- Dogs suitable for experienced owners
- Extra training required
- Generally healthy breed
- Enjoys vigorous walks
- Enjoys more than two hours of walking a day
- Medium dog
- Some drool
- Requires grooming once a week
- Quiet dog
- Welcomes everyone happily
- Could have issues with unknown dogs but gets along with known dogs
- May need additional training to live with other pets
- Great family dog
- Needs a large garden
- Can live in semi-rural areas
- Can be left occasionally with training
|Lifespan:||12 – 14 years|
|Weight:||16 – 27kg|
|Height:||50 – 58cm|
|Colours:||Comes in any shade of yellow from light to dark, with or without a red tint, and this may be a solid colour with white markings to face, tail and limbs, or patched with white on the body.|
|UK Kennel Club Groups:||Gundog (Import Register)|
|Easy to train:||5/5|
|Tolerates being alone:||1/5|
|Likes other pets:||5/5|
Described as affectionate to the point of inconvenience, the Portuguese Pointer is a very friendly, affable and companionable dog. Whilst aloof with other dogs, with people, they want nothing more than to be out working in the field, or snuggled up on a lap. Keen to work, keen to please, and quick to learn, the Portuguese Pointer is still an excellent working Hunt Point Retrieve (HPR) breed, and is the smallest of this type.
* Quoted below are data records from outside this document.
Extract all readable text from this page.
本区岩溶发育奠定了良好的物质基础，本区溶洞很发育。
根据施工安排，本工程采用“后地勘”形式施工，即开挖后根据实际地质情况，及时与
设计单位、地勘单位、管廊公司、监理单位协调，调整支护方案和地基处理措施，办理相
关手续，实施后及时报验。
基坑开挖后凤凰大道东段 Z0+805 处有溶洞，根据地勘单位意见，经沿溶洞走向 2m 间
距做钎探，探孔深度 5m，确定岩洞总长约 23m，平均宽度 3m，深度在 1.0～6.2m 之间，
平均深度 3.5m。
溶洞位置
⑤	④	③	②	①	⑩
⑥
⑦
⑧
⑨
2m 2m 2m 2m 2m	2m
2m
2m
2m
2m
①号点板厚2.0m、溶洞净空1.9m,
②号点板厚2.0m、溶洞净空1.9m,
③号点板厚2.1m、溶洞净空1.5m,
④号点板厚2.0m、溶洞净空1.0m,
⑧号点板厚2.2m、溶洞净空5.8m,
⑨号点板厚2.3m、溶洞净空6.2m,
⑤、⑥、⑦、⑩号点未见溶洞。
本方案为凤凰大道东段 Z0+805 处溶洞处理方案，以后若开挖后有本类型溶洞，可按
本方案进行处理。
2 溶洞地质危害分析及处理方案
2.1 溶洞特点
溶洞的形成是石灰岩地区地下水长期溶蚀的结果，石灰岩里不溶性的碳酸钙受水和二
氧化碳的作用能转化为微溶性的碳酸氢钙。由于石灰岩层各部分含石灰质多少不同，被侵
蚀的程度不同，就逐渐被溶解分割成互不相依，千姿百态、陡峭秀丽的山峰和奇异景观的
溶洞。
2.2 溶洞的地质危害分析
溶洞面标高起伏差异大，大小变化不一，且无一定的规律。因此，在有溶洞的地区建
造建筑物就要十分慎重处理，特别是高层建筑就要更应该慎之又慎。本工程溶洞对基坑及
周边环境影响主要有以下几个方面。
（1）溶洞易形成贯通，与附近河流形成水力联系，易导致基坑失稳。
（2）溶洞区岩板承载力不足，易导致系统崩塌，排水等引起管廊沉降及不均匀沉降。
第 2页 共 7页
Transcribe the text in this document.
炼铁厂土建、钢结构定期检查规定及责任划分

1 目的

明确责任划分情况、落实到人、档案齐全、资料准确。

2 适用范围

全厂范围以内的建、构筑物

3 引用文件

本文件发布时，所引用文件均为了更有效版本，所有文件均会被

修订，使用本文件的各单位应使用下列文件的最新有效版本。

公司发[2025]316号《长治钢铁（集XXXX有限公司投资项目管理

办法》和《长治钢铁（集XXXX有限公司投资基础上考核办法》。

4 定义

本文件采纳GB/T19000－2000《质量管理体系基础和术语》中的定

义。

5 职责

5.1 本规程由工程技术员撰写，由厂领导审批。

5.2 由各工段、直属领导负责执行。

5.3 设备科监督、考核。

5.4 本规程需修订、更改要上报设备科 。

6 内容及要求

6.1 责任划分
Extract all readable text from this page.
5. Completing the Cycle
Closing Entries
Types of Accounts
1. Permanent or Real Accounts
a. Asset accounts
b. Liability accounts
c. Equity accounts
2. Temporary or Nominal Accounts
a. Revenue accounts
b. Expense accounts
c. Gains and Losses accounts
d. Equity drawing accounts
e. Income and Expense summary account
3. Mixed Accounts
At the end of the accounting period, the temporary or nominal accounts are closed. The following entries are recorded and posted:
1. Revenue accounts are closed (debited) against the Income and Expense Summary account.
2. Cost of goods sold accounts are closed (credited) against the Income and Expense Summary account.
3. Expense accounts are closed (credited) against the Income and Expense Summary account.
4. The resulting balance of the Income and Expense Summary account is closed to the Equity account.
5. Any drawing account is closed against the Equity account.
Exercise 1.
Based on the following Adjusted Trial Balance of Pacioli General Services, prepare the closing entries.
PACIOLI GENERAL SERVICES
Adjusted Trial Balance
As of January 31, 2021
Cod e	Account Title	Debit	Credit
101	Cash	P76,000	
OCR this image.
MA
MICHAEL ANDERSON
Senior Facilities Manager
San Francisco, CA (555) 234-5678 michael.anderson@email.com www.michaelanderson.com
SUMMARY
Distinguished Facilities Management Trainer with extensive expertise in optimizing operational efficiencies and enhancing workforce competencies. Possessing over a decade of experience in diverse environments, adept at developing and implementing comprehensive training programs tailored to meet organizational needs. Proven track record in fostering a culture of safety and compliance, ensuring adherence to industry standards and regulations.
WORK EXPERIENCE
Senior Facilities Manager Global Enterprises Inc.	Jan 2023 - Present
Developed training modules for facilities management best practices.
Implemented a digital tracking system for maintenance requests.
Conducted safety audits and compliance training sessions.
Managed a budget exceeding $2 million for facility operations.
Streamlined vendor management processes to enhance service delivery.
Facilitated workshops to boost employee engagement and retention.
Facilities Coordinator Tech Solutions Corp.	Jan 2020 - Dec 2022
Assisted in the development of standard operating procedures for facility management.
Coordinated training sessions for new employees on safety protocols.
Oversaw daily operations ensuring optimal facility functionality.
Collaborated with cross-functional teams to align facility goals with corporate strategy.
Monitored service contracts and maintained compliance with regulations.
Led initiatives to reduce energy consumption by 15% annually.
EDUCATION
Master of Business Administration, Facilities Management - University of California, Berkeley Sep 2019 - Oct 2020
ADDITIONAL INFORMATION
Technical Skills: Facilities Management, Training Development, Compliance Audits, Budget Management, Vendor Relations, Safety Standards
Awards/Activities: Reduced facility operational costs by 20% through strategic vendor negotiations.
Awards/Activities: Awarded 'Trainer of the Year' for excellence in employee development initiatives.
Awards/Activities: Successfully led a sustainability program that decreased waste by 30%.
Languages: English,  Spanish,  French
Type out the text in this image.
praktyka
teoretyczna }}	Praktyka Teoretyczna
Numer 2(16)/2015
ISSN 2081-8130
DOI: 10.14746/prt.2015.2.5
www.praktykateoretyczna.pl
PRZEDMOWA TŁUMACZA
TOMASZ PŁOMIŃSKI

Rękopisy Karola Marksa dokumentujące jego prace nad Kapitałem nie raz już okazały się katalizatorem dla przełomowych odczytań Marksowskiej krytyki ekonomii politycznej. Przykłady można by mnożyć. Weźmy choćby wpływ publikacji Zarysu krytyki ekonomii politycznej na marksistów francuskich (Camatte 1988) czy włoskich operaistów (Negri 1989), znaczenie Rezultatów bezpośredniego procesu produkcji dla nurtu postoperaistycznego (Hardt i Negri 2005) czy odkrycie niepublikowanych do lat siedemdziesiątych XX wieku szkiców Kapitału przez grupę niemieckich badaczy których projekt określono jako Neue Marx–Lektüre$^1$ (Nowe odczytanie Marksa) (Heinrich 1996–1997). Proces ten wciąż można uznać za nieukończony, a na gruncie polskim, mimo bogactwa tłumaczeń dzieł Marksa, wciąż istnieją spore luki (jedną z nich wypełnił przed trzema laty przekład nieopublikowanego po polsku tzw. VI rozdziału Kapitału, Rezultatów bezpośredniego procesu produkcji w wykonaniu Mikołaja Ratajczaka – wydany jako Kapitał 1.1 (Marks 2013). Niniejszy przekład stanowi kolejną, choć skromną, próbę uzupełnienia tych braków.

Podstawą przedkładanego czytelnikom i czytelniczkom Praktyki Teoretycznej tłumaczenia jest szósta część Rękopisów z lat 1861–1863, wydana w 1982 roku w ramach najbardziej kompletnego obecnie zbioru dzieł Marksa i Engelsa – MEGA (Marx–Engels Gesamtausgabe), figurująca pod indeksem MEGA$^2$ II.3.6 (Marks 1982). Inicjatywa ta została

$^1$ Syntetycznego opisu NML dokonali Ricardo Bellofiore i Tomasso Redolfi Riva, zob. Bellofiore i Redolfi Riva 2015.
They are quite sensitive souls and care should be taken to handle them thoughtfully and kindly, using positive reinforcement methods – it would be very easy to squash this happy, gentle dog’s character with harsh or aversive training.
History and Origins
Country of Origin: Portugal
The Portuguese Pointer can be traced back to the 12th Century, and likely descended from Iberian hunting dogs. Their original role was to hunt small game birds – freezing, one paw raised, in the ‘point’ position to indicate where the game birds were in the cover. Due to the change in hunting laws, making hunting with pointers illegal in the 16th Century, the breed suffered and numbers declined.
In the 18th Century, wine producers from the UK who had settled in the Porto area discovered the Portuguese Pointer and brought some back to the UK where it is possible they contributed to the ancestry of the English Pointer.
In the 1920’s, Portuguese breeders made an effort to save the breed, locating ancient lines of Portuguese dogs, establishing a Stud Book in 1932 and an official breed standard in 1938. Portuguese Pointers were added to the Kennel Clubs Import Register in 2013.
Did You Know?
- The Portuguese Pointer was bred to hunt small game birds, particularly the partridge, or ‘perdiz’ in Portuguese. In the 16th Century their name was Perdigueiro Portuguese or ‘Partridge Setter’.
- Pointers and Setters basically do the same job; when they find game in the cover (undergrowth) they freeze, for the Pointer that’s a forward stance with one paw up, tail straight out behind, focusing on the bird’s location. For the Setter, it’s more of a frozen crouch, but still forward, pointing at where the bird is. This behaviour is not taught but bred in, you can see puppies of both types offering this in response to glimpsing movement on the ground from just a few weeks of age!